Lot Essay
Ilana Savdie, who was raised in Barranquilla, Colombia and Miami and is now based in Brooklyn, has painted one of her most intoxicating canvases with A High-pitched Complicity. It is a masterclass in texture that also draws from art history, social media and other references such as the Colombian tradition of Carnaval. Following Jasper Johns’s use of encaustic, Savdie uses oil paint alongside beeswax, which lends an immediacy to her brushstrokes. Intense admixtures of red, pink, green, yellow, and blue meld with each other in vertical and horizontal layers without losing their agency or uniqueness.
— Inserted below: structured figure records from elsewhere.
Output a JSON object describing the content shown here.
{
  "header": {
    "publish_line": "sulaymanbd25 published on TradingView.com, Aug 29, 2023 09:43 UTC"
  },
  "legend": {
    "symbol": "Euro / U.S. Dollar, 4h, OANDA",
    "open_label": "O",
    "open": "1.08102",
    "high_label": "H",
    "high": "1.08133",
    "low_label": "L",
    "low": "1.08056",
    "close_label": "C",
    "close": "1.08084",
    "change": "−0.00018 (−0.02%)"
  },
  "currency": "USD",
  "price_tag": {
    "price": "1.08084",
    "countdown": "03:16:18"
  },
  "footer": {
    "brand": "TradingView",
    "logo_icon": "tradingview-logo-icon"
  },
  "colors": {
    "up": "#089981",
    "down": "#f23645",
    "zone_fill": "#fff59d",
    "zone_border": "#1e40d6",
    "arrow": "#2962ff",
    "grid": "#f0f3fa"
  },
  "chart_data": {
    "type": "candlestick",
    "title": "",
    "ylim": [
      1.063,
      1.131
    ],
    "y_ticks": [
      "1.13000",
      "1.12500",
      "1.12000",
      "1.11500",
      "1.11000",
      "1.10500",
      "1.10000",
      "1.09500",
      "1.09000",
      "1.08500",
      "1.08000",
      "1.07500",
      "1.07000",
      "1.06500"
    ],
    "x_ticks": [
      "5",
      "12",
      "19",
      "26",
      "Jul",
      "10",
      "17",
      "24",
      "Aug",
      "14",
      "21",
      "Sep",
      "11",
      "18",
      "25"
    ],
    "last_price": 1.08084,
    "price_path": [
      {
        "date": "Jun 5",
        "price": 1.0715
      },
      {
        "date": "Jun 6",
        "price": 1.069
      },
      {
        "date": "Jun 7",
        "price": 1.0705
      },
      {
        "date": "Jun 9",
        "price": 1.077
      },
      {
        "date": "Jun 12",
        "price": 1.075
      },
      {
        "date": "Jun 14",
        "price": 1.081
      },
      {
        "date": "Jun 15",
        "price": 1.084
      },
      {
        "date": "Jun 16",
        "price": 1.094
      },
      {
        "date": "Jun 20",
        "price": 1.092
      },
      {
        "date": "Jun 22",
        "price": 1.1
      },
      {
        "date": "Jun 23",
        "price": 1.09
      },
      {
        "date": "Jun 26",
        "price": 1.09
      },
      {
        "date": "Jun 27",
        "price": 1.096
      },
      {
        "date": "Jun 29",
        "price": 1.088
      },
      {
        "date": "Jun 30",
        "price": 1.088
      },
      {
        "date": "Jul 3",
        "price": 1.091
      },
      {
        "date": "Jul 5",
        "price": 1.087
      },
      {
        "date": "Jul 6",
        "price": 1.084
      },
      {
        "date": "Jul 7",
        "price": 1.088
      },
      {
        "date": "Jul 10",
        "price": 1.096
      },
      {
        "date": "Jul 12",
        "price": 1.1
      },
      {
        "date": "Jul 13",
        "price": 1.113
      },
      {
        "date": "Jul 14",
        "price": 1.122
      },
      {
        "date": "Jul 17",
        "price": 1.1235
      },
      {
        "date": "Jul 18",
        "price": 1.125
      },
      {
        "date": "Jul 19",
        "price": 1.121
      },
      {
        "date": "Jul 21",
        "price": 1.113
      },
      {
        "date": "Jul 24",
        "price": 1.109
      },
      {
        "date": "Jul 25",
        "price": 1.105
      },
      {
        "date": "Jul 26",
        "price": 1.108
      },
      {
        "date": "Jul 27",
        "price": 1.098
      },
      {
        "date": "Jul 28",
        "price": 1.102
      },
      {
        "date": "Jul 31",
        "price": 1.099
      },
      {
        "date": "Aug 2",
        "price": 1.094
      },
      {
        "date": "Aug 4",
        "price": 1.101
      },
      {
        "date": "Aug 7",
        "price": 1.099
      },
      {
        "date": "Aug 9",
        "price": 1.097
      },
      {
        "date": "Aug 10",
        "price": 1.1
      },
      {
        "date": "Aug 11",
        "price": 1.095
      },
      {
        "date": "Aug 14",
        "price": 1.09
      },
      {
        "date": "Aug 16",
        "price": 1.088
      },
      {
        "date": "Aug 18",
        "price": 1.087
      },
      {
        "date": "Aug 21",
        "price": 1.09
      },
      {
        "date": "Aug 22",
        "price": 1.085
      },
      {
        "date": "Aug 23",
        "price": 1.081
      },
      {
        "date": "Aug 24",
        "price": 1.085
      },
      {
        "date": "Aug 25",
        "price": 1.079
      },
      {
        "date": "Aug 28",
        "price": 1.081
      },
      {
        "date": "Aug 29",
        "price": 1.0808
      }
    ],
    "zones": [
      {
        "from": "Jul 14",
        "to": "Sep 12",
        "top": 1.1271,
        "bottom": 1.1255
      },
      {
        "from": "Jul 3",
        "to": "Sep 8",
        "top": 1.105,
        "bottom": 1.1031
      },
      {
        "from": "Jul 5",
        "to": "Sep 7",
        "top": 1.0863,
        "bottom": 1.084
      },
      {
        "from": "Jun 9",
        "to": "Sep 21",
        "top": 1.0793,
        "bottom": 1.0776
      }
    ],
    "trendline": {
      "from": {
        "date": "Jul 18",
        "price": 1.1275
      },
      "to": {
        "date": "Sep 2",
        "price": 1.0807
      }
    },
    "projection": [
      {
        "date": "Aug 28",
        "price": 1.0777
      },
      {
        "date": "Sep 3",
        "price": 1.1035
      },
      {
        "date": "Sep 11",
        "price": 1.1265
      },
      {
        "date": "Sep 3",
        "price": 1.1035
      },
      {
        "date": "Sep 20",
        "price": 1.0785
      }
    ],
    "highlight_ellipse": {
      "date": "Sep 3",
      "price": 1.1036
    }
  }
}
The rigor of A High-pitched Complicity brings to mind the Color Field paintings of Helen Frankenthaler, especially the vibrant reds of February’s Turn (1979), a recent profile confirms this comparison, “[Savdie’s] first prominent solo exhibition…quickly earned her comparisons to Helen Frankenthaler, the influential Color Field painter whose abstract paintings were also deeply saturated in bold hues” (S. Eckardt, “In the Studio With Ilana Savdie, the Artist Testing the Body’s Limits,” W Magazine, July 7, 2022). In works such as the present example, Savdie exhibits a complex, rigorous relationship to the medium that is nevertheless beautiful and sensual.
A High-pitched Complicity is filled with mystery. Its title is opaque, but it poetically refers to sound, perhaps fear or excitement, and some kind of fraught relationship. The abstraction of the present work flirts with figuration as body parts materialize and melt as they might on an Instagram feed. We might see a lung, a face, maybe the bottom of a foot. Yet no concrete narrative emerges, allowing the viewer to create their own story from Savdie’s rainbow landscape. This anti-narrative imagery connects Savdie to the Surrealists, especially the women associated with the movement like Leonora Carrington, Frida Kahlo, Dorothea Tanning, and Meret Oppenheim. A High-pitched Complicity takes the dizzying worldbuilding of, say, Carrington’s Ferret Race (Stoat Race) (1952) and translates it into our current hyperconnected, social media-saturated world. Savdie suggests that, in the twenty-first century, the real has become increasingly surreal.
After graduating from the Rhode Island School of Design and the Yale School of Art, Savdie’s career has quickly gained international praise. Ilana Savdie: Radical Contractions is on view at the Whitney Museum of American Art, New York until November 5. She has been included in prestigious group exhibitions at the Museum aan de Stroom, Antwerp, Belgium (2019), Kunstraum Potsdam, Germany (2021), the Museum of Contemporary Art San Diego (2021), and the Hammer Museum, Los Angeles (2023). Her work is included in public and private collections worldwide, such as the Museum of Fine Arts, Boston, the Santa Barbara Museum of Art, and the Burger Collection, Hong Kong.
A review in Artforum of Savdie’s first solo show at White Cube, London sums up her immense contributions to contemporary painting, “The hues seem to stream down the top of the canvas, their shifting depths and layers never quite settling. Savdie, it seems, prefers her universe fluid and volatile,” (M. Cheale, “Ilana Savdie: White Cube Bermondsey,” Artforum, September 2022). That fluidity reflects not only Savdie’s cosmopolitan upbringing, but also the myriad of media and images with which we must contend every day. Ultimately, A High-pitched Complicity reflects our corporeality on us. As Savdie theorizes, “It’s all of the body, the way painting always feels like it’s of the body. It also reminds me of my own” (I. Savdie, quoted in J. Wahi, “Euphoric and Grotesque”: Ilana Savdie on Painting Parasites,” Interview Magazine, December 17, 2021). Savdie is our mirror.